Reconciling the desired state

When using an orchestrator, one tells it in a declarative way how one wants it to run a given application or application service. We learned what declarative versus imperative means in Chapter 8, Docker Compose. Part of this declarative way of describing the application service we want to run is elements such as which container image to use, how many instances to run of this service, which ports to open, and more. This declaration of the properties of our application service is what we call the desired state.

So,  when we now tell the orchestrator the first time to create such a new application service based on the declaration, then the orchestrator makes sure to schedule as many containers in the cluster as requested. If the container image is not yet available on the target nodes of the cluster where the containers are supposed to run, then the scheduler makes sure they're downloaded from the image registry first. Next, the containers are started with all the settings, such as networks to which to attach, or ports to expose. The orchestrator works as hard as it can to exactly match in reality in the cluster what it got in our declaration.

Once our service is up and running as requested, that is, it is running in the desired state, then the orchestrator continues to monitor it. Each time the orchestrator discovers a discrepancy between the actual state of the service and its desired state, it again tries its best to reconcile the desired state.

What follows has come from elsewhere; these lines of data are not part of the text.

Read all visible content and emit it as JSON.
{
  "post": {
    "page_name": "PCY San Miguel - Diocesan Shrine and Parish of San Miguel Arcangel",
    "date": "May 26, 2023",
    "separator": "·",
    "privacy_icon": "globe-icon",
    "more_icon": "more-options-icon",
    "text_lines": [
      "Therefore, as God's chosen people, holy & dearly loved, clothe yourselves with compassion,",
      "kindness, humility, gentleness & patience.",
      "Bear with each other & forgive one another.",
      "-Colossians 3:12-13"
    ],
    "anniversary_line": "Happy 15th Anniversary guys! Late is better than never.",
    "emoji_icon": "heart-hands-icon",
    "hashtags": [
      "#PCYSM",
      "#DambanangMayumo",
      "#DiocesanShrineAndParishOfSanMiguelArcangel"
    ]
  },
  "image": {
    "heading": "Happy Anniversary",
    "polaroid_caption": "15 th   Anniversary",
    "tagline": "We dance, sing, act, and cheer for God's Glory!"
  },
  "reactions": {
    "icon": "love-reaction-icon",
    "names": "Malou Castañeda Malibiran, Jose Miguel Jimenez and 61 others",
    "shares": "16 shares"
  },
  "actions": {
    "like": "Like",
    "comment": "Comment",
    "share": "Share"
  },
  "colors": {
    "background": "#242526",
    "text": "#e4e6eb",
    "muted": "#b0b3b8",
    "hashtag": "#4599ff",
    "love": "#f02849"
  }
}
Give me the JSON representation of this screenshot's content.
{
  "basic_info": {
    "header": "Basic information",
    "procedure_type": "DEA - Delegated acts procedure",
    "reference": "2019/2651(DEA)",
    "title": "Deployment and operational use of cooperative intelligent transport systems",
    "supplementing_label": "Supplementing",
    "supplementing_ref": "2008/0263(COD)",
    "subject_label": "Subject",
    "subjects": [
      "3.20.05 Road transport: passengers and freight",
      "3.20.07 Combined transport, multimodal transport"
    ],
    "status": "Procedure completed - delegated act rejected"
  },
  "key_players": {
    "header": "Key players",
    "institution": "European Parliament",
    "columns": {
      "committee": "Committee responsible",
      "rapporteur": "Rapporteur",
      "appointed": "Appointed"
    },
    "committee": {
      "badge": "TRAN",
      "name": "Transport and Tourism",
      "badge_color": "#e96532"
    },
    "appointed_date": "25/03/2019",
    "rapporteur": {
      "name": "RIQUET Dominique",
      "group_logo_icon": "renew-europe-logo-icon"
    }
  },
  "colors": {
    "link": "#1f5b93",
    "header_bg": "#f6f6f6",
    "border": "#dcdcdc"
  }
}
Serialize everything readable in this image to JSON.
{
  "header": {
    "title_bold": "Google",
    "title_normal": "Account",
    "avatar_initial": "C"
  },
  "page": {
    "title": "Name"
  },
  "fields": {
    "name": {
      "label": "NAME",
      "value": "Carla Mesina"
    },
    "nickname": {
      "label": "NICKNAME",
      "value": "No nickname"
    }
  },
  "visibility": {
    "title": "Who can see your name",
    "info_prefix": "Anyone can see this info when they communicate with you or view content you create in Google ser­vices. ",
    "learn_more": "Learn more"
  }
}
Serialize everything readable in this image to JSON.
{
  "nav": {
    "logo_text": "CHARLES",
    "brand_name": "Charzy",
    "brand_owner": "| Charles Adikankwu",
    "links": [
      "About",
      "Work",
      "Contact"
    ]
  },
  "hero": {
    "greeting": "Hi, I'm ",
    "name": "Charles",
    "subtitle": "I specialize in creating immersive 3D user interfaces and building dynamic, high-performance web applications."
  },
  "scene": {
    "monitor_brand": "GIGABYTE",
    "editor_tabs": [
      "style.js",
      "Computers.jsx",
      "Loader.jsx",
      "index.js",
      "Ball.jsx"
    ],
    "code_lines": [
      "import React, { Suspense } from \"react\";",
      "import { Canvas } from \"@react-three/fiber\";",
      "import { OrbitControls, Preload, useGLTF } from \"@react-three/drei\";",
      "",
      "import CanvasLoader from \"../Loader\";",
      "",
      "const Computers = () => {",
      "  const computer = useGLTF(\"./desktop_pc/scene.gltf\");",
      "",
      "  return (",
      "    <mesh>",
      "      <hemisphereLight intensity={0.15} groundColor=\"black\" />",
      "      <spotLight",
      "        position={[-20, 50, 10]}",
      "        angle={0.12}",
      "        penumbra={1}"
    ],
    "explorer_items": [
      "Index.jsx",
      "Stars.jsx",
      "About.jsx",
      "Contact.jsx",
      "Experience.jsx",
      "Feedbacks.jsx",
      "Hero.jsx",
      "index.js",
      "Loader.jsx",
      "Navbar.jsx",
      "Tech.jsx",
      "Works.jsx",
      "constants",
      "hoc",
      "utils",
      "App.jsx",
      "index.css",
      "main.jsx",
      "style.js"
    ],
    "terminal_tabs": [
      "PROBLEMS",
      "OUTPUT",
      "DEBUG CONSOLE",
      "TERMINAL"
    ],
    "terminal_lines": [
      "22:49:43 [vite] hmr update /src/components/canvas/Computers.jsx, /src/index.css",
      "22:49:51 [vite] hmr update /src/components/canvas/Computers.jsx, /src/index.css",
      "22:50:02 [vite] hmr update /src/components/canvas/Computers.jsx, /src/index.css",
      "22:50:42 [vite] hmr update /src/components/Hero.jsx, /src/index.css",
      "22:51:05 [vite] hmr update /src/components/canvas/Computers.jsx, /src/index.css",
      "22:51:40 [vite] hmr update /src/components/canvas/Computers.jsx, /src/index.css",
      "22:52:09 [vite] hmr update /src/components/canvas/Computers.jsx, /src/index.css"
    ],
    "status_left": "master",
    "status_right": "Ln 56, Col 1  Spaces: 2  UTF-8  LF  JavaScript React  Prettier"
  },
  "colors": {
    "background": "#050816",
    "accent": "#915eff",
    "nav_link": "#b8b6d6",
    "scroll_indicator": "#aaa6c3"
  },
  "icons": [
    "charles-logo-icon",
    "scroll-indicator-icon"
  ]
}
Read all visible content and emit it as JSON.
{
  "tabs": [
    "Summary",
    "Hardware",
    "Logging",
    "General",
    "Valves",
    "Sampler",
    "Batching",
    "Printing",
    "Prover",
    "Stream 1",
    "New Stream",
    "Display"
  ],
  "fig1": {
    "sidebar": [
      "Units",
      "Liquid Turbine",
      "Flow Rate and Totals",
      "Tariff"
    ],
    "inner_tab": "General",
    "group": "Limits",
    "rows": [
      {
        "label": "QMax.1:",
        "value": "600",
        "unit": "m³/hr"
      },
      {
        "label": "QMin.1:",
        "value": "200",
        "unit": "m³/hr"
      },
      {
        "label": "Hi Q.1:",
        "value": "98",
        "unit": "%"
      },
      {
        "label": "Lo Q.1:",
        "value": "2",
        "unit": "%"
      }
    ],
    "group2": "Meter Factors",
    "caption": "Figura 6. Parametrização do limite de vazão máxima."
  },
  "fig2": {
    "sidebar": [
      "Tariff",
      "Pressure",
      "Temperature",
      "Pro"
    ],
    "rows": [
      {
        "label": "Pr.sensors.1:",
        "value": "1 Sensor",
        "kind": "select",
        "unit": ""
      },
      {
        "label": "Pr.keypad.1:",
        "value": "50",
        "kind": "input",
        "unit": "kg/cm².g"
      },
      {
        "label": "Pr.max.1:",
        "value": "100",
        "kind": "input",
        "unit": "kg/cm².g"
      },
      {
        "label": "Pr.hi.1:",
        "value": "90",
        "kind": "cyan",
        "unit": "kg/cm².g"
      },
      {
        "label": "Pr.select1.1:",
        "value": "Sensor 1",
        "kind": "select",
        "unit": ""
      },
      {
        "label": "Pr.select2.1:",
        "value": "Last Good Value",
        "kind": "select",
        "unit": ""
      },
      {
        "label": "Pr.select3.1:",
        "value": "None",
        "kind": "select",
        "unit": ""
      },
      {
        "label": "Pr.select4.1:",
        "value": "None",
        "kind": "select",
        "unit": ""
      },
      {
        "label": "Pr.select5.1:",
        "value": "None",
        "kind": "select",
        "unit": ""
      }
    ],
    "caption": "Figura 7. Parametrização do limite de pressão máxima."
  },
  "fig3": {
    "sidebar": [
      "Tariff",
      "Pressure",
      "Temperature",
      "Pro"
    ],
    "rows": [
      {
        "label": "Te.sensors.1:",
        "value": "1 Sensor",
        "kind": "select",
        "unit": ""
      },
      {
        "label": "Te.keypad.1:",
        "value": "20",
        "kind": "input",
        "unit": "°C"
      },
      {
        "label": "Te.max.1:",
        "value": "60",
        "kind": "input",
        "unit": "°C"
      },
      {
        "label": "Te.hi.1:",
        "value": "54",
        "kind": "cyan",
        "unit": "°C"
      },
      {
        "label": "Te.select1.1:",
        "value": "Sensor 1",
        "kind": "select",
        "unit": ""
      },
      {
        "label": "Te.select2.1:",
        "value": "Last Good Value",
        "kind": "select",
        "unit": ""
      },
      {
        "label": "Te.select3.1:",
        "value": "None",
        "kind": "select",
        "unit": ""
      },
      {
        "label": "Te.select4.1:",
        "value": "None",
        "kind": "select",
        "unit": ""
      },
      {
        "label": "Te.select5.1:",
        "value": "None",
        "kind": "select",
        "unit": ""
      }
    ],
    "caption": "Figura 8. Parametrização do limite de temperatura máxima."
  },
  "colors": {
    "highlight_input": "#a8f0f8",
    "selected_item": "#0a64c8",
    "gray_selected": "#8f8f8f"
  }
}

What could such a discrepancy between the actual and desired states of an application service be? Well, let's say one of the replicas of the service, that is, one of the containers, crashes due to, say, a bug, then the orchestrator will discover that the actual state differs from the desired state in the number of replicas: there is one replica missing. The orchestrator will immediately schedule a new instance to another cluster node, which replaces the crashed instance. Another discrepancy could be that there are too many instances of the application service running, if the service has been scaled down. In this case, the orchestrator will just randomly kill as many instances as needed to achieve parity between the actual and the desired number of instances. Another discrepancy could be when the orchestrator discovers that there is an instance of the application service running a wrong (maybe old) version of the underlying container image. By now, you should get the picture, right?

Thus, instead of us actively monitoring our application's services running in the cluster and correcting any deviation from the desired state, we delegate this tedious task to the orchestrator. This works very well, if we use a declarative and not an imperative way of describing the desired state of our application services.